L'aveu mentionnait, comme existantes encore en 1686, quatre rues appelées : Neuve, Ruguen, du Four et des Orfèvres. De notre côté, nous avons trouvé les quatre suivantes mentionnées dans divers titres : Auquerne, Angevine, des Cordonniers, et petite rue Saint-Mahé.

15. — « Item, droit de lods et ventes, chambellenaiges, rentes, droict de succéder à leurs vasseaux dans toute l'étendue de leur fieff au quart denier, deshérences, droit de taille et censives féodalles, tant sur la dite ville, paroisses et mettes qu'en tous les autres lieux dépendants de leur juridiction, comme aussi de commettre un noble pour sergent féodé pour faire la cueillette des dits droits et généralement tous autres droits de fieff ».

Les lods et ventes étaient un droit dû sur la vente de tout objet tenu en fief. Le chambellenage, chambellage ou chambrelage, était un droit de 5 sols monnoie dû à chaque mutation de vassal, conformément à l'article 347 de la Coutume de Bretagne. La taille, — nous ne parlons ici que de la taille annuelle correspondant à la contribution personnelle et mobilière, — était payée par les serfs à leur seigneur qui fixait la quotité imposable à chaque taillable et qui la recouvrait soit directement, soit en l'affermant. Par une transaction du 30 décembre 1300, entre l'abbé, les religieux et les habitants de Saint-Matthieu, ces derniers s'étaient obligés à payer, le 29 septembre de chaque année, la somme de cent vingt livres pour la taille que les religieux avaient droit de lever sur eux. Ce chiffre de cent vingt livres est encore mentionné dans un acte d'assemblée tenue, le 1er décembre 1410, par tous les habitants de la ville de Saint-Matthieu, assemblée dans laquelle ils avaient donné procuration à six d'entre eux de régler leurs différends avec l'abbaye, notamment d'aller demander à l'abbé et aux religieux la permission de rebâtir leurs maisons. Le 19 décembre 1413, la taille fut réduite pour Saint-Matthieu à cent livres. Le taux de cet impôt n'était pas uniforme dans tout le ressort de l'abbaye, car une enquête faite, le 24 novembre 1395, par ordre du duc Jean IV à l'occasion d'un procès entre lui et l'abbaye, nous apprend que cette dernière avait droit à une taille de huit-vingt livres dans la trève de Trézéon, en Plougonvelin. — Quant au droit de deshérence, la transaction du 30 décembre 1300 l'avait fixé, par abonnement, à douze livres pour ceux qui mouraient sans enfants, mais l'abbaye héritait de ceux qui ne laissaient pas d'héritiers, tels que les bâtards. — La censive, féodale à l'origine, c'est-à-dire assujettissant la personne du vassal au seigneur, était devenue graduellement un impôt purement foncier.

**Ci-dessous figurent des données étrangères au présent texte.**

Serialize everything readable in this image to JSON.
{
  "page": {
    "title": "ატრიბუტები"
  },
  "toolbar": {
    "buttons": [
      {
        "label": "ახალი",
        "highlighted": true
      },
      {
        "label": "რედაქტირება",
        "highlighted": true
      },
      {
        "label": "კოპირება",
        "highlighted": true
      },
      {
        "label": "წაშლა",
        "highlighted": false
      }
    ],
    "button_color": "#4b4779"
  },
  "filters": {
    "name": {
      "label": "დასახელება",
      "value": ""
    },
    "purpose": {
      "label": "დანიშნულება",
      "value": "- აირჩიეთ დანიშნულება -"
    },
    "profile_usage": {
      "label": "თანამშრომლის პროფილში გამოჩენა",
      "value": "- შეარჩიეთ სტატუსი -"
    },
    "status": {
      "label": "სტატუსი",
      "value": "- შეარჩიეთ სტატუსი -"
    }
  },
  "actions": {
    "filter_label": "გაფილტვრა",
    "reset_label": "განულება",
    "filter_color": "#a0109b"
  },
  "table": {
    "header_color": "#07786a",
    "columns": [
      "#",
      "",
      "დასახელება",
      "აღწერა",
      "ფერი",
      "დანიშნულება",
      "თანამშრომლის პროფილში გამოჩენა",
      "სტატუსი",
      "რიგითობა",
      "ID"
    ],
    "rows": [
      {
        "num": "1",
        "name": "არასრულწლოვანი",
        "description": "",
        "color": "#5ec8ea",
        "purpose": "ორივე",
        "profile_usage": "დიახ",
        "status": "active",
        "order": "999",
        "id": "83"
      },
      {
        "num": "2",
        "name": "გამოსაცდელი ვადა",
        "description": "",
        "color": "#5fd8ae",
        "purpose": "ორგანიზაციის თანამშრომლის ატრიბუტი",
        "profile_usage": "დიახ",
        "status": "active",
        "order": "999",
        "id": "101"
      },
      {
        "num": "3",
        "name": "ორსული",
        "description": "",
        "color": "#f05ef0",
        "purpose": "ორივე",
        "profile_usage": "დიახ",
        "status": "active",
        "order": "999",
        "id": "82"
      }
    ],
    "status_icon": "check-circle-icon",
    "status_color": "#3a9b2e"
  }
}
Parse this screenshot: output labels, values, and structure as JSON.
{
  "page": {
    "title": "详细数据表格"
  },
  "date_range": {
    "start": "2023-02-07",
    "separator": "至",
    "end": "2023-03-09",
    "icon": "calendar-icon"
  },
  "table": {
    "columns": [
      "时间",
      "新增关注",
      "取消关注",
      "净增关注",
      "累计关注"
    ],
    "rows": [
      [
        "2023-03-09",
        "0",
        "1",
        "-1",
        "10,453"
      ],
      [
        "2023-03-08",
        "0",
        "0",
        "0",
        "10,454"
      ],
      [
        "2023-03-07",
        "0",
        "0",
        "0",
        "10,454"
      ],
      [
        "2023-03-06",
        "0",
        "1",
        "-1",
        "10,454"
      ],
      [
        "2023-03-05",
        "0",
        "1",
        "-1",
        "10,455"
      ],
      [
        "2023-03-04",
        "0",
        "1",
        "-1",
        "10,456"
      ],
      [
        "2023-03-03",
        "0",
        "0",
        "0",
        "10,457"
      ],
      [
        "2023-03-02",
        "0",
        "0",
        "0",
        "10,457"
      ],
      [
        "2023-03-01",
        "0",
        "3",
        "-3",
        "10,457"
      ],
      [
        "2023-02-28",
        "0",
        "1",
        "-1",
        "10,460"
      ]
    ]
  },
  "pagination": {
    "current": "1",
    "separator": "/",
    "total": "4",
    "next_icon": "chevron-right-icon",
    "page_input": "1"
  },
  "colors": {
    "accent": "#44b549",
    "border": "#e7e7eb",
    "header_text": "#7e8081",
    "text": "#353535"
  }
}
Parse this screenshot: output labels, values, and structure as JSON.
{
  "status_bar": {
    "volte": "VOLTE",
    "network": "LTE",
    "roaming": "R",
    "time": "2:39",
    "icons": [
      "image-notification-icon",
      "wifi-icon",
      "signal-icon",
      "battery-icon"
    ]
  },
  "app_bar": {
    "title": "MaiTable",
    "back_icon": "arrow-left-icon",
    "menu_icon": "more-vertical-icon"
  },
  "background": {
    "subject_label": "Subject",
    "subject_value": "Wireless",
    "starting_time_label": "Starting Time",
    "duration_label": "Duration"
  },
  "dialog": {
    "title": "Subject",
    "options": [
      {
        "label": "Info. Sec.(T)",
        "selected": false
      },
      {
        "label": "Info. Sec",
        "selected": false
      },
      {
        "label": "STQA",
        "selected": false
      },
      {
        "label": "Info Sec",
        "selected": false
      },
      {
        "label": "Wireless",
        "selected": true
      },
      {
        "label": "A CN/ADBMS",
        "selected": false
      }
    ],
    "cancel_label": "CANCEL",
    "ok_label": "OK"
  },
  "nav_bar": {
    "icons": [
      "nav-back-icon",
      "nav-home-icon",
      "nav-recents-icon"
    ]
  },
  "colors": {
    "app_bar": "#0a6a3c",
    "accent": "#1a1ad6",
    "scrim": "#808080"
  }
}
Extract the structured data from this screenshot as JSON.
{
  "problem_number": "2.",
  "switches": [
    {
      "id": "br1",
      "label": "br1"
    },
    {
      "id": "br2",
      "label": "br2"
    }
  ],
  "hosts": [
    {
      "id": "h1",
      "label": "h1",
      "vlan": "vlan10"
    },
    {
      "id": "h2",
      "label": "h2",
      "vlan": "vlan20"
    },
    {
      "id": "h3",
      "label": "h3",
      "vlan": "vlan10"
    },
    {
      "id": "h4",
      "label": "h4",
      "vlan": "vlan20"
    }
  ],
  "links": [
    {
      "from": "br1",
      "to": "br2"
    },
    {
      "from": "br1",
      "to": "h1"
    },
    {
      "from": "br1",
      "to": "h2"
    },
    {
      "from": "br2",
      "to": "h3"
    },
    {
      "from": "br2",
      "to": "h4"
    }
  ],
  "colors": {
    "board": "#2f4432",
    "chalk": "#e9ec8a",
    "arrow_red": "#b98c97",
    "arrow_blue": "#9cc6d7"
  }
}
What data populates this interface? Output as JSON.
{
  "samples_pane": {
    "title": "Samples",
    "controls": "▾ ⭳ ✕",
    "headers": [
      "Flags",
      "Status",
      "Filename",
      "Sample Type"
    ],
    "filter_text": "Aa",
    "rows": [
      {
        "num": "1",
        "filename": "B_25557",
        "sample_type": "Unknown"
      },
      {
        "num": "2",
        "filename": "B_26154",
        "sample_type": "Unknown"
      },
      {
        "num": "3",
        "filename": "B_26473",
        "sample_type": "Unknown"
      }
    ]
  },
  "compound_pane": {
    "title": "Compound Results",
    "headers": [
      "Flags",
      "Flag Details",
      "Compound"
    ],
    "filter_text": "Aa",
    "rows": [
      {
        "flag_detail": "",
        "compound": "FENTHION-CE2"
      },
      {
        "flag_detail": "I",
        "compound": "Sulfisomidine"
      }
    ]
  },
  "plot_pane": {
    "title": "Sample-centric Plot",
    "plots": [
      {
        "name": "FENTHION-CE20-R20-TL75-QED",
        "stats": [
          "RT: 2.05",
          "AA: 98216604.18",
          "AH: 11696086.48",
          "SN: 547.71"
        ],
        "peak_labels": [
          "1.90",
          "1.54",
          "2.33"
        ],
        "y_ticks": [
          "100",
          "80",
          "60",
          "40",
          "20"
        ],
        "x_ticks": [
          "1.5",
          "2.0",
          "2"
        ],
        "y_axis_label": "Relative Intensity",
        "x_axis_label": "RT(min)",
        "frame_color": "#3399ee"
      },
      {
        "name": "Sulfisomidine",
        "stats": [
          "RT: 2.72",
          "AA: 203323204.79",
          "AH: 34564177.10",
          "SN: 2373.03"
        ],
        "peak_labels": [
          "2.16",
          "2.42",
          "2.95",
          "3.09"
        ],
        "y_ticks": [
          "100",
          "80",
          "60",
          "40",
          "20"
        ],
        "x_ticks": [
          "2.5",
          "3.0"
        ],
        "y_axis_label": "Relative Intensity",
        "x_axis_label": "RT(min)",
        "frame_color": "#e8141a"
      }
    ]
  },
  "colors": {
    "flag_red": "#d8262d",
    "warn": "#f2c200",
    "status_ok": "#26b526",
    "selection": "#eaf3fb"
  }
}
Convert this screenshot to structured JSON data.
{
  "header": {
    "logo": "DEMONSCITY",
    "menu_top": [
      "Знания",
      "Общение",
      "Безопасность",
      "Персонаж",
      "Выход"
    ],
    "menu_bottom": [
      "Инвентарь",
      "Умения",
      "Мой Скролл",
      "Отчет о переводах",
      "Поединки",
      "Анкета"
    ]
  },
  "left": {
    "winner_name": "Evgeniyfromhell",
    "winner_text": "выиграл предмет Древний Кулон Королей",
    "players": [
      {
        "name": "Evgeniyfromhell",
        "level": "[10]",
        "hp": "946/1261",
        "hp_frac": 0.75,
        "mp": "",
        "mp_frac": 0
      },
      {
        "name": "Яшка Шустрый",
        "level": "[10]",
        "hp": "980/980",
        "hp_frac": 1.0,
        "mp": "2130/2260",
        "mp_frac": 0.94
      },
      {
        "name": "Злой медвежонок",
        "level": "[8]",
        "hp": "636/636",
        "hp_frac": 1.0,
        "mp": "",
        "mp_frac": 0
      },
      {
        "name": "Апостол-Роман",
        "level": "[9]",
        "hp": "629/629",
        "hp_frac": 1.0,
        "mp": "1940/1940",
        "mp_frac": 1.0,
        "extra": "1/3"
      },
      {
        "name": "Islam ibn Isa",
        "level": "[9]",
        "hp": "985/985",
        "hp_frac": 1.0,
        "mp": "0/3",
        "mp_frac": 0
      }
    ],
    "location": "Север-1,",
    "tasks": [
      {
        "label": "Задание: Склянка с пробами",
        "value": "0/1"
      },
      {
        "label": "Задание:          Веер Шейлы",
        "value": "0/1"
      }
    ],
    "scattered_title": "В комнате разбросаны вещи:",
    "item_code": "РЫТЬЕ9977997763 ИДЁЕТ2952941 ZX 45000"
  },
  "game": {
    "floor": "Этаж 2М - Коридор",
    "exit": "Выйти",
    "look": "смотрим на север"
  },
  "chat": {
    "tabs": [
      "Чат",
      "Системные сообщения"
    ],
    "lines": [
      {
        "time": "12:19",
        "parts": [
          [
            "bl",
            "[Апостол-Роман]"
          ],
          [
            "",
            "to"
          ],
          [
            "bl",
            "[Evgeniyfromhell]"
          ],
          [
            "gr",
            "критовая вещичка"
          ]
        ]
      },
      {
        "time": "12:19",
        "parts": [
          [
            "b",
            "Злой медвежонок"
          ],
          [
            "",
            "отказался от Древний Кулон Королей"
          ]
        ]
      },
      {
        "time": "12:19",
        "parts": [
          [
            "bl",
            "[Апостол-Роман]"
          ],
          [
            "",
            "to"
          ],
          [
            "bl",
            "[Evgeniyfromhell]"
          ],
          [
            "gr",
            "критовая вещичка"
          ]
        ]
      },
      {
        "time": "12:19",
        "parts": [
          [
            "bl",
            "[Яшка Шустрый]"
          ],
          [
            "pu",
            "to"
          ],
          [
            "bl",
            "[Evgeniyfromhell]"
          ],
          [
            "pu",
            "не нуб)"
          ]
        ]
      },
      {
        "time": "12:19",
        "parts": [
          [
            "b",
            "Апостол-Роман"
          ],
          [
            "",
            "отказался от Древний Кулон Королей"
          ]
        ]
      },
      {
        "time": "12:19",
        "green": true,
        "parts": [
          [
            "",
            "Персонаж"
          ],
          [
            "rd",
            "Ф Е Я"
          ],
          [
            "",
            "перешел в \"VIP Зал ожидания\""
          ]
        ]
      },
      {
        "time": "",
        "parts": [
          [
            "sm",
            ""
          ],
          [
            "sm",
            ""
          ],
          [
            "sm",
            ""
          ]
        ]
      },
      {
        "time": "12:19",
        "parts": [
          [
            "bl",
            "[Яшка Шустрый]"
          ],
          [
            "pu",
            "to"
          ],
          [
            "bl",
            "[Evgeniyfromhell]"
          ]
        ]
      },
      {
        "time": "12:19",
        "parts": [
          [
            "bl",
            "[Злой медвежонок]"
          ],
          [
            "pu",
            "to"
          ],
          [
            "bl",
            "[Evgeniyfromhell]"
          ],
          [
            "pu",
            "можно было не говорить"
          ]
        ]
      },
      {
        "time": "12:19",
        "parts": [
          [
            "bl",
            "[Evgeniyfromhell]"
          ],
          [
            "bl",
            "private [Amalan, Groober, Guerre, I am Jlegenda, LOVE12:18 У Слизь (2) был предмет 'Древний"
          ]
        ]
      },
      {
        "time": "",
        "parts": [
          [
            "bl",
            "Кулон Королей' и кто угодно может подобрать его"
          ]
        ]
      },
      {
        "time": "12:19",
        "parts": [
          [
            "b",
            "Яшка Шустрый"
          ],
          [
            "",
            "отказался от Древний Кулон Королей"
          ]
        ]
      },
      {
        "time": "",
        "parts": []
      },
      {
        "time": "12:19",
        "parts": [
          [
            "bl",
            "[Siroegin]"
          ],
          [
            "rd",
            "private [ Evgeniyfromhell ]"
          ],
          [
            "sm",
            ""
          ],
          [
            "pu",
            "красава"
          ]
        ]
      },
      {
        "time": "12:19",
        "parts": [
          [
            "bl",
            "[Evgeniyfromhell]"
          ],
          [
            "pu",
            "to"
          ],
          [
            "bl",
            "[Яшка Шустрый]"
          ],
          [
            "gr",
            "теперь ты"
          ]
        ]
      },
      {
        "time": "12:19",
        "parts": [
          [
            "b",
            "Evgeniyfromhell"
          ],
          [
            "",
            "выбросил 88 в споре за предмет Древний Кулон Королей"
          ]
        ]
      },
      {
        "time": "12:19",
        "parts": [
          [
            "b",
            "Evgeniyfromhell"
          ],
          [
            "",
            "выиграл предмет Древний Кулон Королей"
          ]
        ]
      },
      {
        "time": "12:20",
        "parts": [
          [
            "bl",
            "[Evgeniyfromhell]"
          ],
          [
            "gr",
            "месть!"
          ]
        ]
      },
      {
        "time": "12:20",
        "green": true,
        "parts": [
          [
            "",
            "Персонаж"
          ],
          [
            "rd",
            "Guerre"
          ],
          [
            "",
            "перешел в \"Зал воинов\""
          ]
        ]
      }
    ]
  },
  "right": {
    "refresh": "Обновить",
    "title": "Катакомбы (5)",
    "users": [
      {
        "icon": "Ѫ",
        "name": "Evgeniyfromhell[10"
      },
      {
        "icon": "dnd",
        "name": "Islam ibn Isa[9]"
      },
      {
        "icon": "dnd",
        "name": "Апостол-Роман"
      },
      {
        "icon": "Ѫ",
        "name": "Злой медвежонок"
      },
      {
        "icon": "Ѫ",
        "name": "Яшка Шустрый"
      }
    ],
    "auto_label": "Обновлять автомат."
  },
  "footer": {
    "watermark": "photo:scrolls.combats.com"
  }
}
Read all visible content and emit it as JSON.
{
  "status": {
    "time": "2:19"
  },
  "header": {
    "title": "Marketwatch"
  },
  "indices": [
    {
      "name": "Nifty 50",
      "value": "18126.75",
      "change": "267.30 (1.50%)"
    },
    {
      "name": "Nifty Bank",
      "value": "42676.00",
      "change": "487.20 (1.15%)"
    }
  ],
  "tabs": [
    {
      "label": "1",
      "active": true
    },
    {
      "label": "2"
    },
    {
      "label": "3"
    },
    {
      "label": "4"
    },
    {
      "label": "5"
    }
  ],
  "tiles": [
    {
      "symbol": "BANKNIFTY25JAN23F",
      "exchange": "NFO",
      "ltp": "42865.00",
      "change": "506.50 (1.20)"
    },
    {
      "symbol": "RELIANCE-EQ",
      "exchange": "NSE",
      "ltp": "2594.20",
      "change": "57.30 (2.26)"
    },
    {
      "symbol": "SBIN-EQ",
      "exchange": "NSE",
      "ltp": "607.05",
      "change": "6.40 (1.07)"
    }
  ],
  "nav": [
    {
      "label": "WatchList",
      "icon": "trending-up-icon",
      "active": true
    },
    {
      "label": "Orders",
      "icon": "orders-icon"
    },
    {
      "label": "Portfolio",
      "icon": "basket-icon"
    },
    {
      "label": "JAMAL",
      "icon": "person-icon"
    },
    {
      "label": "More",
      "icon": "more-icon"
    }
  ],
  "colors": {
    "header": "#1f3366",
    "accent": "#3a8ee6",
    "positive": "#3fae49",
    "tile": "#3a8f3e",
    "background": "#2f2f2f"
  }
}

16. — « Item, les rentes appellées deniers claustraux, tant par bled que par argent, appartenant en privé aux religieux de la dite abbaye, tant dans la ville et paroisse de Saint-Matthieu qu'ailleurs ».

17. — « Droit de four à ban auquel les habitants de la dite ville et mettes sont obligés de venir cuire ».

La transaction conclue le 3 novembre 1300, entre le duc Jean II et l'abbaye, fait foi que cette dernière avait droit de fournage ou de four banal sur ses vassaux, qu'ils vinssent y cuire, ou qu'elle leur permît de cuire chez eux.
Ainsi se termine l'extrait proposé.